From my perspective, if a storage account and virtual machines collectively contribute to a particular function, then maintaining their independence at the operational level is counterproductive. If the storage account fails, the fact that the virtual machines remain untouched is irrelevant — the functionality as a whole is broken. This perspective shapes how I design infrastructure, applications, and services.
As a result, I advocate for drawing boundaries around infrastructure components based on the functionality they deliver rather than purely technical distinctions. In Terraform, this means grouping the storage account, virtual machines, and associated monitoring alerts within a single Terraform state file. This approach recognizes the interdependence of these components and assigns responsibility to a single operator or team, ensuring the entire system remains healthy and operational.
That said, this doesn’t mean we should blindly lump everything together. Just as in application and service design, we should decompose functionality into smaller units to maintain control over individual components. This concept is familiar from microservices architecture. By refining the natural bounded contexts within our infrastructure, we can strike the right balance — minimizing operational overhead while respecting the structural boundaries of the organization and maintaining rational, well-defined contracts between systems.

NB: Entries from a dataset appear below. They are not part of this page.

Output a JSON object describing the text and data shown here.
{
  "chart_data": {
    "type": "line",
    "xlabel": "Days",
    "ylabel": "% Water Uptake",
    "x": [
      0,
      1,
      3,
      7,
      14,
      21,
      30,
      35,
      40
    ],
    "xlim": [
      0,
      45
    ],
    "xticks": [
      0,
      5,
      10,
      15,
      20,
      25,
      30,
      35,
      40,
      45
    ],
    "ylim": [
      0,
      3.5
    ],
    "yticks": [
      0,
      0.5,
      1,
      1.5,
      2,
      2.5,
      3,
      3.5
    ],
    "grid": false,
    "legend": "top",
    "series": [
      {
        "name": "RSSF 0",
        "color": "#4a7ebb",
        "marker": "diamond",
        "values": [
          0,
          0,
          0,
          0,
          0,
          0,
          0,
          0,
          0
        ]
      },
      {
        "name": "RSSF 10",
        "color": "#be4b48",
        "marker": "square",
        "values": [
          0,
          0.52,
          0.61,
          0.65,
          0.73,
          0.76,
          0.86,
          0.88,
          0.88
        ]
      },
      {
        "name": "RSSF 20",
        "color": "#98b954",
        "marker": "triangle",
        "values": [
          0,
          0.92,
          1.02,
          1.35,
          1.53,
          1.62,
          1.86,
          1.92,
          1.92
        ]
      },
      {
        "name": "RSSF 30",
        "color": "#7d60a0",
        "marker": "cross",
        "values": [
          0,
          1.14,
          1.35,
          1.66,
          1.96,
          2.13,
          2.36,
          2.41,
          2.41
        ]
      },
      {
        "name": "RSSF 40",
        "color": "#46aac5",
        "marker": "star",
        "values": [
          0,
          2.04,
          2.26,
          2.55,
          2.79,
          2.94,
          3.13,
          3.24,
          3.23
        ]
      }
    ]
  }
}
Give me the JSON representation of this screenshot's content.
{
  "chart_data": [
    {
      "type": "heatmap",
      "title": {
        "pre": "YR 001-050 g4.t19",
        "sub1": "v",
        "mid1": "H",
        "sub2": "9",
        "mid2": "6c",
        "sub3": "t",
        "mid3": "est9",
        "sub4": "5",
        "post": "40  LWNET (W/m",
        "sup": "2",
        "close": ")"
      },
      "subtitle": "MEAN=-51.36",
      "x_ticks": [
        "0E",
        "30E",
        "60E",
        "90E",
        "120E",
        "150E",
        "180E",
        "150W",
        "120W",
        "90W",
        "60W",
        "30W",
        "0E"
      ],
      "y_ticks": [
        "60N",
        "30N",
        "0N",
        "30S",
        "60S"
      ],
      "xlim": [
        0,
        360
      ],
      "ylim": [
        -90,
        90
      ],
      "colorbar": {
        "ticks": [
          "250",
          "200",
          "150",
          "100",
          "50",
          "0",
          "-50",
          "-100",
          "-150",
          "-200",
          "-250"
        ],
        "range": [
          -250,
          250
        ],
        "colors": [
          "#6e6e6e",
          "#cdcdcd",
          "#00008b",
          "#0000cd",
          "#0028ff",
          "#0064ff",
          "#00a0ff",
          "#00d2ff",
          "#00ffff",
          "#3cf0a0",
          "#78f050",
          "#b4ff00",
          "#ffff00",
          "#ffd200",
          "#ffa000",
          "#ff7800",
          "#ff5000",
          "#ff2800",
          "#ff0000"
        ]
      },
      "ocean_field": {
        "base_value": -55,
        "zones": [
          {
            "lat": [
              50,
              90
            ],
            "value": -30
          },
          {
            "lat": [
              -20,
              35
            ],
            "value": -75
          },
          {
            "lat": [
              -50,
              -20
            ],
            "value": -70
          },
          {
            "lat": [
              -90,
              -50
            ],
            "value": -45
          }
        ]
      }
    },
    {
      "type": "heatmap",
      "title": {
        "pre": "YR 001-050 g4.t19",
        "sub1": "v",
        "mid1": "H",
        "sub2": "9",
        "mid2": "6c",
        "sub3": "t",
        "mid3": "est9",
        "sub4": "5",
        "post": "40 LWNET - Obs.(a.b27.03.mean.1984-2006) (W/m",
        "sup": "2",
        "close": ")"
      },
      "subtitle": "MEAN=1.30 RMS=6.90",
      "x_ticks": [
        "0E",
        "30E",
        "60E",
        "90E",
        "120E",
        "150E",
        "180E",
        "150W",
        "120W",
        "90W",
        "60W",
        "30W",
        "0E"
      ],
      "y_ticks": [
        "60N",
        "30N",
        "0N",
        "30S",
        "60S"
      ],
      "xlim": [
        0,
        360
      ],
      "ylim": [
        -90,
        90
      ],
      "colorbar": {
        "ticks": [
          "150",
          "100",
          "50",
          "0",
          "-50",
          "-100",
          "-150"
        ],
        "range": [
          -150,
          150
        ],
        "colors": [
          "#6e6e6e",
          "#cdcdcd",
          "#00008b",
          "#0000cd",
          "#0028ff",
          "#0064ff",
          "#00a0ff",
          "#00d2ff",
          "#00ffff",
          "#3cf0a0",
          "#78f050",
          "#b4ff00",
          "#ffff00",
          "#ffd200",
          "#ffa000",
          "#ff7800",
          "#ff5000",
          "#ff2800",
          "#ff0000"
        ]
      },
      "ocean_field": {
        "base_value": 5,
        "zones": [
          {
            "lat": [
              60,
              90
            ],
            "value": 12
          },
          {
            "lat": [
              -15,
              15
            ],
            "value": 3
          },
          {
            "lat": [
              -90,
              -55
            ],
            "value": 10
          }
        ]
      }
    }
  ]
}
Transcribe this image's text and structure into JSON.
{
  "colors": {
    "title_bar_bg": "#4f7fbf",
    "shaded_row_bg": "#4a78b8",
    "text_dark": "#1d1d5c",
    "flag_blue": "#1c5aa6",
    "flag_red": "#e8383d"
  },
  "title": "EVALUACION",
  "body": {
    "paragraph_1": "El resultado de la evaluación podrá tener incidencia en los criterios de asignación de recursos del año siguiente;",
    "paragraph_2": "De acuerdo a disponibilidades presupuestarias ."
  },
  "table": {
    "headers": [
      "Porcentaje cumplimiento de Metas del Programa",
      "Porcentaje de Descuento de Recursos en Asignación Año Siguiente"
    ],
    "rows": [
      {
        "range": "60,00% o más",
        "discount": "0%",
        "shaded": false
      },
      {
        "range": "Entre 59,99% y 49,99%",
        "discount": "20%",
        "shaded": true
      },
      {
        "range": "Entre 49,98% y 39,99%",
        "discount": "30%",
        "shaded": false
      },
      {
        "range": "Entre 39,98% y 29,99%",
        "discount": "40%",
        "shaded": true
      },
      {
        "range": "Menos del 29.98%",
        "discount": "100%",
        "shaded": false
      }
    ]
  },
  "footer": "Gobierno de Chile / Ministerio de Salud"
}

Designing infrastructure in this way is as much an art as it is a science, much like microservice architecture. Unfortunately, many teams make poor design choices and later suffer the consequences. Rather than reflecting on the impact of their decisions, they often blame the methodology itself and revert to conventional, rigid design patterns without fully understanding the trade-offs.
This is an ongoing and evolving conversation — one that I find deeply interesting. Despite the thought I’ve put into it, I don’t claim to have all the answers. Every new system I design and every Terraform implementation teaches me something new. While working with the same cloud services repeatedly helps establish best practices, introducing new services with their own unique characteristics always presents new challenges. But that’s what makes it exciting! The ability to iterate, refine, and continuously improve infrastructure design is what keeps this work both engaging and rewarding.